His plot is also briefly noted in the fifth episode of season three, when he is shown hiding inside Lucille's home in order to steal Bluth family secrets. The narrator describes him as a “mole,” a fact that is also foreshadowed by the mole on his shirt two episodes earlier.

8. MICHAEL'S "FLIGHT OF THE PHOENIX"

A screen grab from 'Arrested Development'
Netflix

When Arrested Development returned via Netflix in 2013, its knack for nuanced storytelling became all the more complicated with the new season's unorthodox time frame. Pretty much every major plot point is foreshadowed in some small way—but one event pays off on a joke that’s been running since the very first episode.

Season 4, Episode 1: Season four starts off with Michael finally, albeit briefly, moving to Phoenix, a town that the narrator describes as a place “he'd always imagined would be his destiny.” We should have seen this coming, as Michael threatens to leave the family to live in Phoenix during the first episode of both seasons one and two. Another allusion to Michael’s love for Phoenix is the fact that he attends The University of Phoenix online throughout season four.

9. EVERYONE'S "A HOT MESS"

A screen grab from 'Arrested Development'
Netflix

Season 4, Episode 10: During this episode, Lucille and Buster discover a phrase that both find very useful in their arguments, and it becomes a running joke between the two: "A hot mess." They’re a little behind the times, though. Michael uses the phrase to describe Lucille 2 in the first episode of the season and Oscar yells it to Dr. Norman in the second.

10. GEORGE MICHAEL'S FAKEBLOCK

Season 4, Episode 1: The computer program that George Michael develops throughout season four isn’t what it appears to be. Scenes falsely hinting that it is privacy software are spread in the first episode. But when George Michael is introduced earlier in the episode, the sound of a woodblock, foreshadowing what he’s really working on, underscores his name.

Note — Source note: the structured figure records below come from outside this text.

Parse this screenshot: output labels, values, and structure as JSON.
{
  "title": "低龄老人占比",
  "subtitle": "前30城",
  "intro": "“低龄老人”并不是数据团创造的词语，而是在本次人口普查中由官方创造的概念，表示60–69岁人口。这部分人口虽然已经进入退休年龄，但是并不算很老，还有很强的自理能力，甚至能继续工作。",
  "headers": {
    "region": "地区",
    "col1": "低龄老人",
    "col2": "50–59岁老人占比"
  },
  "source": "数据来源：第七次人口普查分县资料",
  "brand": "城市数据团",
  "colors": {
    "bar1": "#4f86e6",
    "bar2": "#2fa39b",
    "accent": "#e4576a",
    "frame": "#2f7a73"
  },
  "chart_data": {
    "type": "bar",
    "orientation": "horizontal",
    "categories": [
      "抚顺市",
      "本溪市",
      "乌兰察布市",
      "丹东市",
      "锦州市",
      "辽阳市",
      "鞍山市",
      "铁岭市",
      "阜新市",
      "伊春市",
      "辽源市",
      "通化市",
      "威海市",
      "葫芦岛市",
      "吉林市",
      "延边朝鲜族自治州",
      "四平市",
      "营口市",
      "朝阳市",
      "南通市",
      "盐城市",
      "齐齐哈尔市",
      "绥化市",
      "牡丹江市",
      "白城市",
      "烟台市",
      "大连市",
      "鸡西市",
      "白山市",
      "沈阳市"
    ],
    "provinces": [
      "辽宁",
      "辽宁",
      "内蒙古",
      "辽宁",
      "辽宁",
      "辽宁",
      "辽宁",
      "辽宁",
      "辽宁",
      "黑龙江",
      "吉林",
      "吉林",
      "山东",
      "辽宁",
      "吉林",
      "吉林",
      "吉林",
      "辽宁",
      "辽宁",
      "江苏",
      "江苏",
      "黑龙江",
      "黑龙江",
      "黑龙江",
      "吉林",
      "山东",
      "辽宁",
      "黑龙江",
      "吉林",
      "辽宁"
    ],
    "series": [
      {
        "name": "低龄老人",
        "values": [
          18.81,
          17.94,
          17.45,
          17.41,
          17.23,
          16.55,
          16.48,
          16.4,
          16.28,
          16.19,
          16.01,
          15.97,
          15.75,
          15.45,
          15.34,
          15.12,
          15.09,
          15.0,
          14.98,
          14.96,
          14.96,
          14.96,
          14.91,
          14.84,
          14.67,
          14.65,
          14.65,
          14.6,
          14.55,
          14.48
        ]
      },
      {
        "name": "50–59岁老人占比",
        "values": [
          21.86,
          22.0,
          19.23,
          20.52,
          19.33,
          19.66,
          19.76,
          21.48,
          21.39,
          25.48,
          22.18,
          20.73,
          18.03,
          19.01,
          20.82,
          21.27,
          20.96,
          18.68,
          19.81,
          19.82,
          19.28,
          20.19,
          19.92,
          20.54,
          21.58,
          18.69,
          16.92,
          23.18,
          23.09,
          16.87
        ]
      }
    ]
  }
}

11. ENDING UP ON THE "WRONG SIDE" OF A NOODLE

A screen grab from 'Arrested Development'
Netflix

Season 4, Episode 10: An incarcerated Lucille gets attacked by her Asian gang mate, armed with a sharpened noodle. But this wasn’t the first time that the Bluth matriarch had ended up on the “wrong side of a noodle.” George Sr. apologized for a much different kind of noodle stabbing in episode two, foreshadowing both Lucille’s run-in with the Jade Dragon Triad and George Sr.’s evaporating masculinity with a single line of dialogue.

With another season of Arrested Development to binge-watch, there's sure to be more wild foreshadowing to come. (Thanks to Recurring Developments and The Arrested Development Wiki for assistance with episode numbers.)